Repair permissions, scan the directory structures, find and fix a few small errors, and then reboot with a happy grin on my face. Launch Address Book to update the email address of a friend. Hmmm, can't edit any of the entries in the Address Book.
(Right about here is where you should be forming the mental image of Wile E. Coyote running off the edge of a cliff and hanging in the air for a few seconds as he begins to realize the terrible mistake that he's made.)
Go back, re-read the Read Me and website, then fire off an email to Alsoft Support. "Umm, you guys wouldn't have 'an earlier version' of OS X on your Leopard-compatible CD, would you?" "Why, yes, yes we do." The only known solution? Archive and install the OS again.

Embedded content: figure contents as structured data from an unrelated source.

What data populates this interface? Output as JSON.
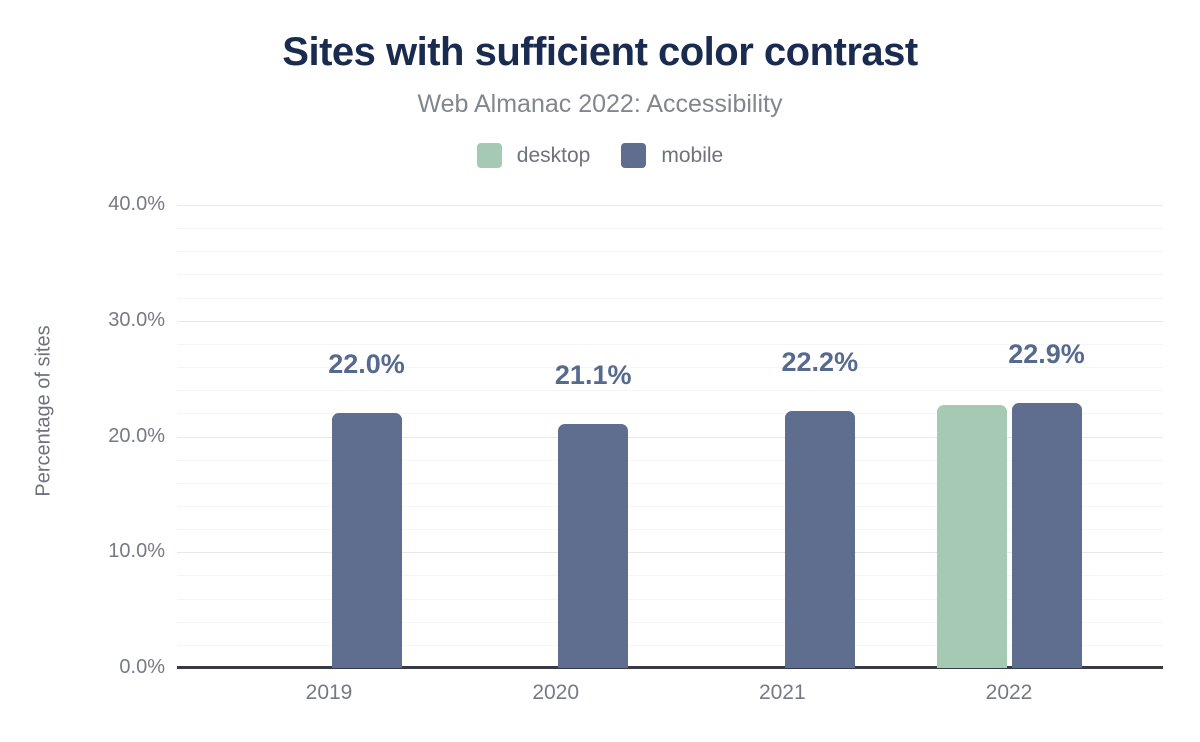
{
  "chart_data": {
    "type": "bar",
    "title": "Sites with sufficient color contrast",
    "subtitle": "Web Almanac 2022: Accessibility",
    "ylabel": "Percentage of sites",
    "xlabel": "",
    "categories": [
      "2019",
      "2020",
      "2021",
      "2022"
    ],
    "series": [
      {
        "name": "desktop",
        "color": "#a5c9b3",
        "values": [
          null,
          null,
          null,
          22.7
        ],
        "value_labels": [
          null,
          null,
          null,
          null
        ]
      },
      {
        "name": "mobile",
        "color": "#5f6e8e",
        "values": [
          22.0,
          21.1,
          22.2,
          22.9
        ],
        "value_labels": [
          "22.0%",
          "21.1%",
          "22.2%",
          "22.9%"
        ]
      }
    ],
    "ylim": [
      0,
      40
    ],
    "yticks": [
      {
        "label": "0.0%",
        "value": 0
      },
      {
        "label": "10.0%",
        "value": 10
      },
      {
        "label": "20.0%",
        "value": 20
      },
      {
        "label": "30.0%",
        "value": 30
      },
      {
        "label": "40.0%",
        "value": 40
      }
    ],
    "minor_tick_step": 2,
    "grid": true,
    "legend_position": "top"
  },
  "colors": {
    "title": "#1a2b50",
    "subtitle": "#82868f",
    "axis_text": "#757a84",
    "axis_line": "#383b44",
    "grid_major": "#e7e8eb",
    "grid_minor": "#f4f5f7",
    "value_label": "#556a8e",
    "background": "#ffffff"
  }
}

(Now Wile starts falling.)
A few days later Alsoft updates their website saying that "very soon now" you'll be able to download an updater that will fix that problem.
Fast-forward two months to today, and Alsoft finally releases the updater. In all fairness, it's a pretty slick little updater that reads your original CD, applies the patches, and burns you a new bootable CD that promises not to sin again. But, boy, I sure wish that my customers would let me get away with defining "very soon now" as nearly two months.
So, yes, I'm a little bitter, and once bitten, twice shy—I still haven't worked up the courage to try running the updated version against my newly rebuilt OS. I do have Time Machine running smoothly, and worst case I guess that another problem would simply give me a chance to try the nifty work-around for bootable, full-volume restores from Time Machine. But for now I have too many other things going on, and not enough booze in my blood, to attempt it.